A través de uno de sus personajes, en La Montaña Mágica se afirma que el sentimiento tiene un carácter divino. Una cosa es sentir y otra pensar. No es más sabio pensar que sentir. La Naturaleza no piensa, sólo siente y, sin embargo, nada la supera en sabiduría. Un buen amigo mío me escribió en la cuarentena enarbolando esta aforística definición de Gaston Bachelard: «La poesía es un alma inaugurando una forma». Yo le respondí enrollándome con el tajante dictamen de Ferdinand de Saussure, en el que el ilustre lingüista afirmaba que «la lengua siempre es forma, no sustancia». Los elementos significante y significado del signo lingüístico pertenecen ambos a la forma. El pensamiento, constituido por palabras, por lenguaje, es enteramente formal. Sin embargo la sensación se orienta a la sustancia. El fallo pitagórico sentencia que el número domina al flujo. Lo concreto sobre lo abstracto. El pensamiento sobre la sensación. La forma, en definitiva, sobre la sustancia.
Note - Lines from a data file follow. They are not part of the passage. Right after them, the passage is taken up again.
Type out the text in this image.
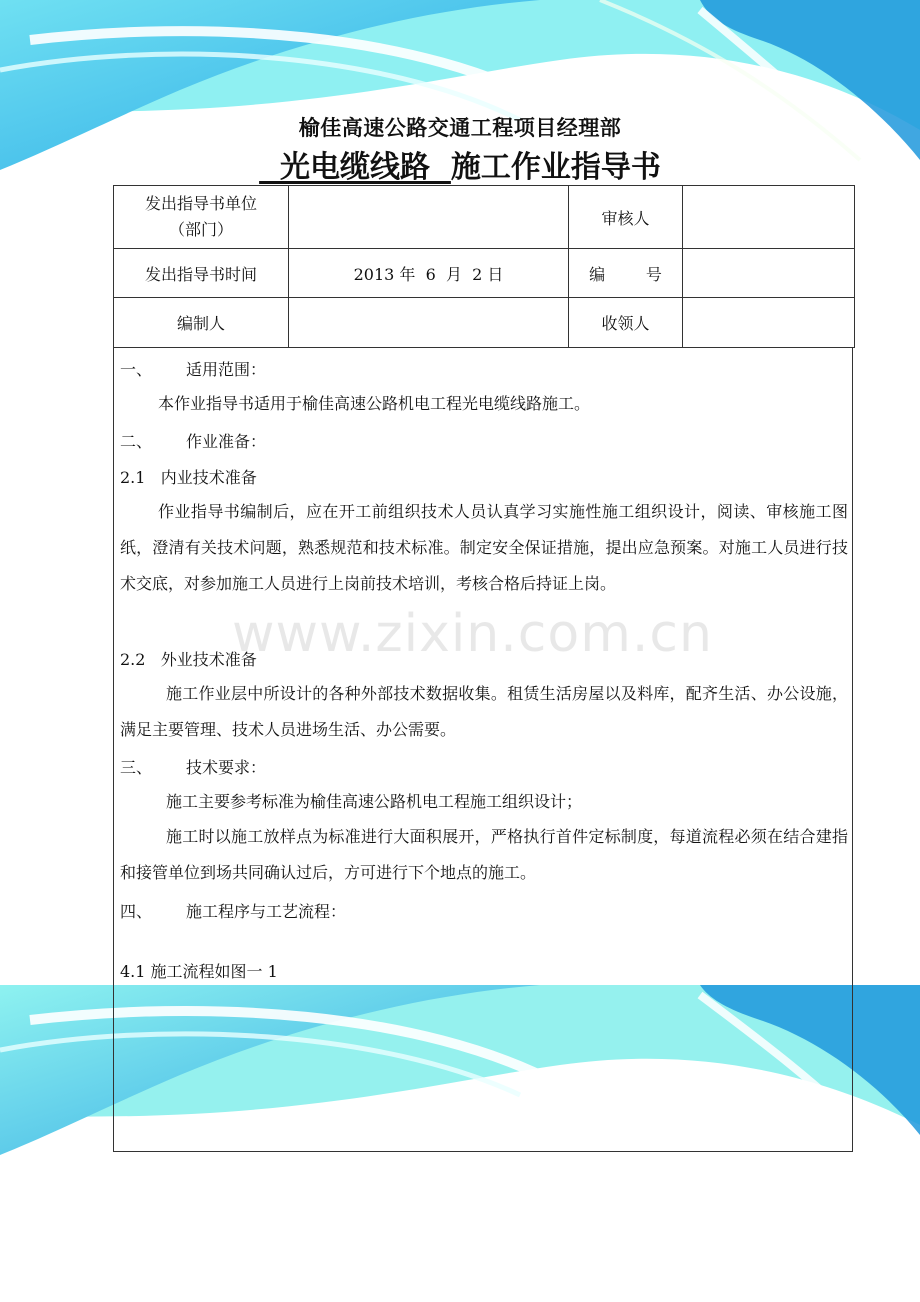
榆佳高速公路交通工程项目经理部
光电缆线路 施工作业指导书
发出指导书单位
（部门）		审核人	
发出指导书时间	2013 年  6  月  2 日	编        号	
编制人		收领人	
一、 适用范围：
本作业指导书适用于榆佳高速公路机电工程光电缆线路施工。
二、 作业准备：
2.1   内业技术准备
作业指导书编制后，应在开工前组织技术人员认真学习实施性施工组织设计，阅读、审核施工图纸，澄清有关技术问题，熟悉规范和技术标准。制定安全保证措施，提出应急预案。对施工人员进行技术交底，对参加施工人员进行上岗前技术培训，考核合格后持证上岗。
2.2   外业技术准备
施工作业层中所设计的各种外部技术数据收集。租赁生活房屋以及料库，配齐生活、办公设施，满足主要管理、技术人员进场生活、办公需要。
三、 技术要求：
施工主要参考标准为榆佳高速公路机电工程施工组织设计；
施工时以施工放样点为标准进行大面积展开，严格执行首件定标制度，每道流程必须在结合建指和接管单位到场共同确认过后，方可进行下个地点的施工。
四、 施工程序与工艺流程：
4.1 施工流程如图一 1
www.zixin.com.cn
En el dilema «pensar versus sentir» se halla este verso de Fernando Pessoa: «Lo que en mí siente está pensando», que refleja esa inclinación humana de tender casi siempre a transformar la sensación en pensamiento. El pensamiento es estático, atormentando con frecuencia su capital ejercicio: el reflexionar. La sensación, por el contrario, es dinámica; es más, alígera. Y cuando el pensamiento artístico propende a la imaginación (su más alta ejecutoria), el componente principal para llevarla a cabo es la sensación.

En cierta ocasión le preguntaron a Gregorio Marañón que de dónde sacaba el tiempo para hacer tantas cosas. A lo que el eminente escritor y médico respondió: “Yo soy un trapero del tiempo”, lo que significaba que él aprovechaba al máximo esos minutos tomados por despreciables en la ganga de la trapería temporal.


Sólo el hombre piensa; ese producto humano, exclusivamente humano, el pensamiento, tiene su lado noble, mas también su faz perversa: tanto el arte, la literatura, como el engaño conviven en el pensamiento, que es capaz de generar las cosas más hermosas junto a las más viles. El sentimiento inocente, en el hombre, se puede convertir fácilmente en pensamiento, siempre ambiguo, siempre engañoso. Dios no piensa, o no debe pensar, porque si lo hiciese tendría tendencia a ser un tipo malo e incurriría en maldad, como nosotros. Pues para nosotros el pensamiento se basa en el lenguaje, se piensa con palabras. Eso es lo malo, lo falso. Quizá Dios pueda pensar de otra forma y su capacidad creativa pueda lograr unos límites más puros que los nuestros. De ahí que Logos, lo que existía sólo en un principio, se pueda traducir cabalmente, no como Verbo, como simple palabra, sino como la genuina Mente Pensante de Dios.